An oppressed Afrikaner.

Were they in fact oppressed? Perhaps briefly; but this came within a wider experience of privilege. Versailles may have been bitter to the Germans, but it followed a period of success after success, culturally, economically, and militarily, during the late nineteenth century, not incidentally including imposing punitive treaties on their own opponents several times. Up until 1918, they were very much accustomed to seeing themselves as the rising star of Europe and of the world. The growing tip of evolution; the master race. It is when that seemed to be thwarted that they went berserk.

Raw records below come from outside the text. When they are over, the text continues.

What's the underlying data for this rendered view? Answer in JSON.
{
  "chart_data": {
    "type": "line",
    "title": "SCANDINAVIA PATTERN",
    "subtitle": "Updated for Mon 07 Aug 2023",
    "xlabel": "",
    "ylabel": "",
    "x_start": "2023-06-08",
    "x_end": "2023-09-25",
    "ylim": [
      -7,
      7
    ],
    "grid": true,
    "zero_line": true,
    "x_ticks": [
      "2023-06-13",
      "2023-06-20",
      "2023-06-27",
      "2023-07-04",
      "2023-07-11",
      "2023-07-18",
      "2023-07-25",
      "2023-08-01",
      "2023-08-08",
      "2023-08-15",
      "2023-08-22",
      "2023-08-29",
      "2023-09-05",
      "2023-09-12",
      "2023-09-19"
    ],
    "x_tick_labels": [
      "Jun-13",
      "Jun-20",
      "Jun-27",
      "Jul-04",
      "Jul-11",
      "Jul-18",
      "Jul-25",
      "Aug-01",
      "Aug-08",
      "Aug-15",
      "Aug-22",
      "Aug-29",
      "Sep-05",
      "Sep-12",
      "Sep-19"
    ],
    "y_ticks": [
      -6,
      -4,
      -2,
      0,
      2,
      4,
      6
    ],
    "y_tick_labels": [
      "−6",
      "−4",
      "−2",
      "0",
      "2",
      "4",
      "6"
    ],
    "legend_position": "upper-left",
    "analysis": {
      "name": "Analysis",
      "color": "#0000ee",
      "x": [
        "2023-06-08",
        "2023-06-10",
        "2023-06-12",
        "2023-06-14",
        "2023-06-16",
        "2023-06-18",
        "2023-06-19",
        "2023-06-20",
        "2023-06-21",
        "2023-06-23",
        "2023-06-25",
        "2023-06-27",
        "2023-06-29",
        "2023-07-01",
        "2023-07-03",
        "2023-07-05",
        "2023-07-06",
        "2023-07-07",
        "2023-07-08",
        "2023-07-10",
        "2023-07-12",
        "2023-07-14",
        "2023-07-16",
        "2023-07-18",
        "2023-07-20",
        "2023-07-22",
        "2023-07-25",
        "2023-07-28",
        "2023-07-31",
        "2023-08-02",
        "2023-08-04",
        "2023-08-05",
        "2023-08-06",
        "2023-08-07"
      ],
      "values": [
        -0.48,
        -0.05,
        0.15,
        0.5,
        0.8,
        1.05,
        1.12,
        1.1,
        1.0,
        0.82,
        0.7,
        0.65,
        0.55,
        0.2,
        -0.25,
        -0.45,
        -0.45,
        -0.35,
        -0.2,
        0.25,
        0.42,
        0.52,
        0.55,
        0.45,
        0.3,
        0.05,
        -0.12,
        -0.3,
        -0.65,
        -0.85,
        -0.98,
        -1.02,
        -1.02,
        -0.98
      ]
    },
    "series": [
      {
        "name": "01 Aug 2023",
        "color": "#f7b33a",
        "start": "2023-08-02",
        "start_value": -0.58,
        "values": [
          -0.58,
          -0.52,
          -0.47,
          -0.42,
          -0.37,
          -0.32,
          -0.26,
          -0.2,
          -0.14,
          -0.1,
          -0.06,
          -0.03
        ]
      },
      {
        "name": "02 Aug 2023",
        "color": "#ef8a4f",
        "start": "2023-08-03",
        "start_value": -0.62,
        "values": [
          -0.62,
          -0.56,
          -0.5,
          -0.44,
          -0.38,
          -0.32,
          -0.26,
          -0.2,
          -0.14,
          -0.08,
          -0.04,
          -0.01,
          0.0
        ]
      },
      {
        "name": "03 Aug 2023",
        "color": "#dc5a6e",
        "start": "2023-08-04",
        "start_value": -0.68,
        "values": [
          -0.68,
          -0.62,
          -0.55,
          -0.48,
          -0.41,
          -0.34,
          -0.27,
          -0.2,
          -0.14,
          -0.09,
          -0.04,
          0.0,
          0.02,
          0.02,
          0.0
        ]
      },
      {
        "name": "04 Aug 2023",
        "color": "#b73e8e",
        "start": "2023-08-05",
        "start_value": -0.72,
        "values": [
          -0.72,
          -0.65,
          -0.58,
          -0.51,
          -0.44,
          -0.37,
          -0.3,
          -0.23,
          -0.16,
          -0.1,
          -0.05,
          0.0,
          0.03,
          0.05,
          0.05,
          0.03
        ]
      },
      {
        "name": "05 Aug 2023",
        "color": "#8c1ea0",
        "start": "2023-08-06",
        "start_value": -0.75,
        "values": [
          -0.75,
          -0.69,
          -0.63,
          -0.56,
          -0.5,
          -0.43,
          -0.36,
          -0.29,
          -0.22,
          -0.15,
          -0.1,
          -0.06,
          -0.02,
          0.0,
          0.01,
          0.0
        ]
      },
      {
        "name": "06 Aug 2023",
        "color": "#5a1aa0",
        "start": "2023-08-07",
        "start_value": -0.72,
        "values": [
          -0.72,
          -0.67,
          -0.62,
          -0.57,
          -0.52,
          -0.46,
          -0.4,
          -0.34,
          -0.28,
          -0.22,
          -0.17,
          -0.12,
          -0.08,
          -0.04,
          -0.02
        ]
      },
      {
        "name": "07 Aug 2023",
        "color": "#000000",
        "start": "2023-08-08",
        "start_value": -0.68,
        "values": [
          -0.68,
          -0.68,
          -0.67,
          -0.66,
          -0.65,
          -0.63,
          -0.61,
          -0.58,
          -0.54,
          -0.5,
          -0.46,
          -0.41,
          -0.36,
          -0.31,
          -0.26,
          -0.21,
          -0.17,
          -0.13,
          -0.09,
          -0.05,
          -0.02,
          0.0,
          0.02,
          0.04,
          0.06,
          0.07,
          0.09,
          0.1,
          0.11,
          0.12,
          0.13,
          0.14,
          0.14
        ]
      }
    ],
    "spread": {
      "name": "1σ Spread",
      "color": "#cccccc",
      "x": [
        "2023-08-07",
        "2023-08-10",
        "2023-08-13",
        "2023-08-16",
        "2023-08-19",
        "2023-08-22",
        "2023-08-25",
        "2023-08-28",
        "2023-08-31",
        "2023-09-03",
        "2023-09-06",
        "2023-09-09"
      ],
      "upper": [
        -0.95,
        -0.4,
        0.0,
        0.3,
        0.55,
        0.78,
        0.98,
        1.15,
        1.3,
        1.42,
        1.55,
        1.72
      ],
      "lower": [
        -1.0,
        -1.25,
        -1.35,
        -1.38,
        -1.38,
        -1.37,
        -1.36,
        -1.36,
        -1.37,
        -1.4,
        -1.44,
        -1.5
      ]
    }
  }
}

So too, the Afrikaners had a credible claim to being oppressed, but this was brief. Fifteen percent of all Boers died in British concentration camps during the Boer War. But this was a group accustomed for many years to owning and commanding black slaves, and to moving into new lands and throwing off the former inhabitants at will. They were a group of people so accustomed to having their own way that they found virtually any government intolerable.




A carpetbagger oppressing Southern U.S. whites.

And so with the whites in the US South: used to having black slaves do all the hard work, they saw themselves as New World aristocrats. Virginia credibly claimed to be the leading state of the union, home of most US presidents, until they lost the Civil War. Or the Protestants of Northern Ireland, accustomed to seeing themselves as the ruling class, then faced with the loss of that status at Irish independence.

Compare Nelson Mandela, Vaclav Havel, or Jomo Kenyatta, who emerged from the deliberate oppression of years in prison to prove exceptionally mild rulers, reconciliation turning out to be their main concern. You don't hear a lot of whining from the Armenians either.

The lesson here is that it is not the oppressed who abuse, but those who have been accustomed to being pampered and to having their will obeyed. When they suddenly have that rug pulled out from under their jackboots and stilettos, they shift into overdrive, becoming obvious abusers. In other words, it is not the abused, but the spoiled, who abuse.

Yet these abusers will also see themselves as abused, and complain loudly about it. This is the psychological phenomenon dealt with so well in “The Princess and the Pea.” By contrast, the truly abused are most often incapable of seeing the extent of their own oppression, since it is what they have always been accustomed to. Fish know nothing of water.

Why do we hear so much more about the holocaust of the Jews by Hitler than about the holocaust of the Ukrainians by Stalin? Or the holocaust of the gypsies or Jehovah's Witnesses by Hitler? Or the much higher death rate under Mao? Because the Jews in Germany and Eastern Europe were indeed, as the Nazis portrayed them, wealthier than their non-Jewish neighbours. Until the holocaust, they were accustomed to viewing themselves as in the higher reaches of the social order. They knew immediately that there was something wrong with the way they were suddenly being treated. Ukrainian or Chinese peasants? Gypsies? Not so much.

Therefore, those who complain most loudly of abuse or of being bullied in the public square are not those who have been treated the worst, but most often the bullies themselves. When these squeaking wheels are inevitably given government grease, it is almost always an additional injustice, which aids and abets their injustices against others.

Thus we see abusers branding the abused with being abusers.




Oppressed women, NYC, 1912

Such, for example, is the case with feminism. Who is more accustomed to being pampered than the average young woman?